Les saisons chaudes n'ont pas le monopole des sécheresses : avec le réchauffement climatique, les sécheresses d’hiver font leur apparition. Et elles causent autant de dégâts, voire plus, qu’en été. Mais comment la science peut-elle permettre aux agriculteurs de résister à ce fléau ?
Les vignes en danger ?
À Vauvert, dans le Gard, le viticulteur Franck Renouard doit faire face à cette "sécheresse hivernale". En effet, sur son exploitation, l’hiver 2022 a été marqué par des précipitations particulièrement faibles. "Il n’a pas plu pendant quasiment un mois et demi", se désole-t-il. Or, les précipitations hivernales sont indispensables pour les cultures puisqu'elles permettent d’alimenter les nappes phréatiques et de constituer une "réserve utile" d’eau avant les grandes chaleurs de l’été. "On a très peu d’eau le printemps et l’été, et maintenant on commence à ne plus avoir d’eau l’hiver, ça devient un problème insoluble", explique le viticulteur.
Face à ce climat extrême, quelles mesures employer ? Franck se refuse à irriguer son exploitation, ce qui nécessiterait une consommation d’eau très importante, de l’ordre de "600 000 litres par hectare", soit "six millions de litres" pour son exploitation de 10 hectares. Le vigneron envisage de se tourner vers des cépages plus résistants, sans être sûr que cela suffira. Sa conclusion est claire : "À moyen terme, nos vignes sont en danger".

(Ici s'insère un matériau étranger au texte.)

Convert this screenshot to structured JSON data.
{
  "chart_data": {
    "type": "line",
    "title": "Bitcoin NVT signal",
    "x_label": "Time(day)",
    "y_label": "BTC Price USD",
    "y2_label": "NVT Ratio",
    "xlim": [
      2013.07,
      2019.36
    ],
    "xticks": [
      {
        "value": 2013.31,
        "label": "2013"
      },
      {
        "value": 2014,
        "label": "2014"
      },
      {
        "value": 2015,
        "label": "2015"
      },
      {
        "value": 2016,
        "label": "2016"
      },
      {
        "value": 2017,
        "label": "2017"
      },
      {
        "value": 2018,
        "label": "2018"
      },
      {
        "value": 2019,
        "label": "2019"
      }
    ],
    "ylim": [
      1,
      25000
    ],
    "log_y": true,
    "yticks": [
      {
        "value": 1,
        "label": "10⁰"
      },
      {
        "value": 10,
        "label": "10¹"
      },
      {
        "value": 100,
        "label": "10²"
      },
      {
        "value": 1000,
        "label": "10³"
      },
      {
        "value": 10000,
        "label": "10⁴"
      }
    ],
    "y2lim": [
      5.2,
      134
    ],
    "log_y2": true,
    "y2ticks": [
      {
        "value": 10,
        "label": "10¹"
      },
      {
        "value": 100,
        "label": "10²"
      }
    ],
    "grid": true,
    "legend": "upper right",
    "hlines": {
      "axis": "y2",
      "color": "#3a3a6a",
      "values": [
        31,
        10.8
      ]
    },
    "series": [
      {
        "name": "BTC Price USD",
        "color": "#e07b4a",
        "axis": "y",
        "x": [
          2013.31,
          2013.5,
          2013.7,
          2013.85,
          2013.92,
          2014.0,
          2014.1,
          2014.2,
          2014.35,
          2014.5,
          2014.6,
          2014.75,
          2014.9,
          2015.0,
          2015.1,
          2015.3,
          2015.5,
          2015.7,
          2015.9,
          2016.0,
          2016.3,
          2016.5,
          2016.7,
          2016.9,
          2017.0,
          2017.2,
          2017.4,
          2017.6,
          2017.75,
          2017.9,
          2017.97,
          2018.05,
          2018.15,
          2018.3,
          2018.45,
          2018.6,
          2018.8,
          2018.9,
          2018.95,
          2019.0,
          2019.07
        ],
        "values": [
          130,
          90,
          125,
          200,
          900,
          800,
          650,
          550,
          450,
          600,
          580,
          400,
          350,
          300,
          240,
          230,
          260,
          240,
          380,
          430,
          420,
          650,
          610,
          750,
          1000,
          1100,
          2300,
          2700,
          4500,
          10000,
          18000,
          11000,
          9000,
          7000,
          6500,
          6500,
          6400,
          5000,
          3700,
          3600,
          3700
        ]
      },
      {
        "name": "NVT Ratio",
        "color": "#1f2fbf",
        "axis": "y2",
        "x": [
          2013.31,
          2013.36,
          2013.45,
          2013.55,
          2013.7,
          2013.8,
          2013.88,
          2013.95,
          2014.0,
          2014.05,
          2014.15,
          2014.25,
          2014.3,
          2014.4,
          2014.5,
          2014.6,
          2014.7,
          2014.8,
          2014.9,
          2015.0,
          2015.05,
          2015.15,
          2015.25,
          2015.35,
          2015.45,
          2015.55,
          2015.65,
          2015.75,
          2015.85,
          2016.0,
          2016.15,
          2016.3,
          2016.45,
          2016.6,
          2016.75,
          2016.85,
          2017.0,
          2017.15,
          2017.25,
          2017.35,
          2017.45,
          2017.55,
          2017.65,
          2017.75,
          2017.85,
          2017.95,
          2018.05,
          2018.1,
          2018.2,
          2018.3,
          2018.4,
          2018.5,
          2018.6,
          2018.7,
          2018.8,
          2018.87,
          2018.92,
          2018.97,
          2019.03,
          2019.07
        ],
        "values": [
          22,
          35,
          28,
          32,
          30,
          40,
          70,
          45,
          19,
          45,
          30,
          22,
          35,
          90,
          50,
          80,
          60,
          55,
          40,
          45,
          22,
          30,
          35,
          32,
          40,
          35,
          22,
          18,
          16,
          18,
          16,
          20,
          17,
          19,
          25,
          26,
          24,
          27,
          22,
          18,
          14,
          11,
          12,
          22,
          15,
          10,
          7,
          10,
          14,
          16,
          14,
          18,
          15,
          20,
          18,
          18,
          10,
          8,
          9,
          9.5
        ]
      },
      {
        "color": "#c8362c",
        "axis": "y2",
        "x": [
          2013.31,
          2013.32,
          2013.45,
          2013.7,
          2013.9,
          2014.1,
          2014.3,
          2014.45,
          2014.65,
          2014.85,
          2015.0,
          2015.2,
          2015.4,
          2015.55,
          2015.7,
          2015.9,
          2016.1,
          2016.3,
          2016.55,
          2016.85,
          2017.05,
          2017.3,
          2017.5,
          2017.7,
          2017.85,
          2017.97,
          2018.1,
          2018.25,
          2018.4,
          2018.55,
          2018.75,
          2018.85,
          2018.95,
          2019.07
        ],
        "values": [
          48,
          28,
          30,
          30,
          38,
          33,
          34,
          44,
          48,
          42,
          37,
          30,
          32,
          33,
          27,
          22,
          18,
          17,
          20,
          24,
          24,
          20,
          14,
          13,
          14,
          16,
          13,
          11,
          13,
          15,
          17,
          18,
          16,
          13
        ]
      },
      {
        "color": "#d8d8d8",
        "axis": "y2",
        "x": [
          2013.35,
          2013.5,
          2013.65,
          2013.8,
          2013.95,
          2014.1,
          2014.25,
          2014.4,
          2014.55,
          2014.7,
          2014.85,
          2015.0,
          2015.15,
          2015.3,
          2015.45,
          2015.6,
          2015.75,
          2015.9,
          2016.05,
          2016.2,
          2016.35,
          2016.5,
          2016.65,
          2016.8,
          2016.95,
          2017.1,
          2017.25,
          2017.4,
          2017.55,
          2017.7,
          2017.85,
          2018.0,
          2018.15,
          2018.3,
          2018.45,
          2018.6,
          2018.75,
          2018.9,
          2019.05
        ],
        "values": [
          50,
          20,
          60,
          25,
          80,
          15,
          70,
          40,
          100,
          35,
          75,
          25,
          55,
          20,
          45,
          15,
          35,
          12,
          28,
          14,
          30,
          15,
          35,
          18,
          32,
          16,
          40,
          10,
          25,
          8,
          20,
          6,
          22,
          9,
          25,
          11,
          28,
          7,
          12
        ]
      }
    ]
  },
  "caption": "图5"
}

Se préparer au réchauffement climatique grâce à la science
À Lusignan (Nouvelle-Aquitaine), le centre de recherche de l’INRAE a mis au point un simulateur de climat extrême. Ce dispositif permet de couper aux plantes l’accès aux précipitations en les plaçant sous une serre mobile montée sur des rails. Beaucoup de soleil et peu de pluie, cela ressemble fortement au climat du futur… L’idée du généticien Marc Ghesquière est d’étudier la réaction des plantes et leur comportement face aux sécheresses. Dans son laboratoire, lui et ses chercheurs sélectionnent les gènes qui résistent le mieux au stress hydrique, afin de préparer les cultures aux canicules de demain.
Et quand l’anticipation ne suffit pas, un petit coup de boost est parfois nécessaire. Chez Elicit Plant, Aymeric Molin et ses équipes ont mis au point un produit à base de phytostérols. "Les phytostérols chez la plante sont responsables de l’adaptation de la physiologie des plantes à des conditions de vie différentes, notamment le stress hydrique", explique cet agriculteur dont la ferme est très exposée aux sécheresses.
Il s’agit d’augmenter la résistance des végétaux au stress hydrique et de limiter ainsi leur consommation d’eau, en fermant les stomates – l’équivalent des pores de la peau chez les êtres humains – des plantes. L’effet est très rapide, Elicit Plant promettant un résultat au bout de 48 heures et une amélioration des rendements agricoles de l’ordre de 10 %. "J’ai eu la chance de pouvoir développer quelque chose qui va améliorer l’agriculture, j’en suis absolument convaincu", se réjouit Aymeric Molin.
L’agroforesterie, des arbres pour vaincre la sécheresse ?
Mais au-delà de la science et de la technologie, la solution à la sécheresse se trouve peut-être dans la nature elle-même. Retour à Vauvert, où l’association Agroof plante des arbres sur la parcelle du viticulteur Franck Renouard. C’est ce qu’on appelle l'agroforesterie, qui consiste à planter des arbres sur ou autour des cultures. Ceux-ci vont permettre de faire baisser les températures au sol en faisant de l’ombre aux plantes et en les protégeant des vents secs. L’agroforesterie peut ainsi constituer une alternative écologique et naturelle à l’irrigation des cultures. Franck Renouard est séduit, et a fait appel à Agroof pour planter des arbres tout autour de ses vignes. "Ces arbres, c’est un pari sur l’avenir, je ne veux pas baisser les bras", déclare-t-il, espérant préserver son "oasis" du réchauffement climatique.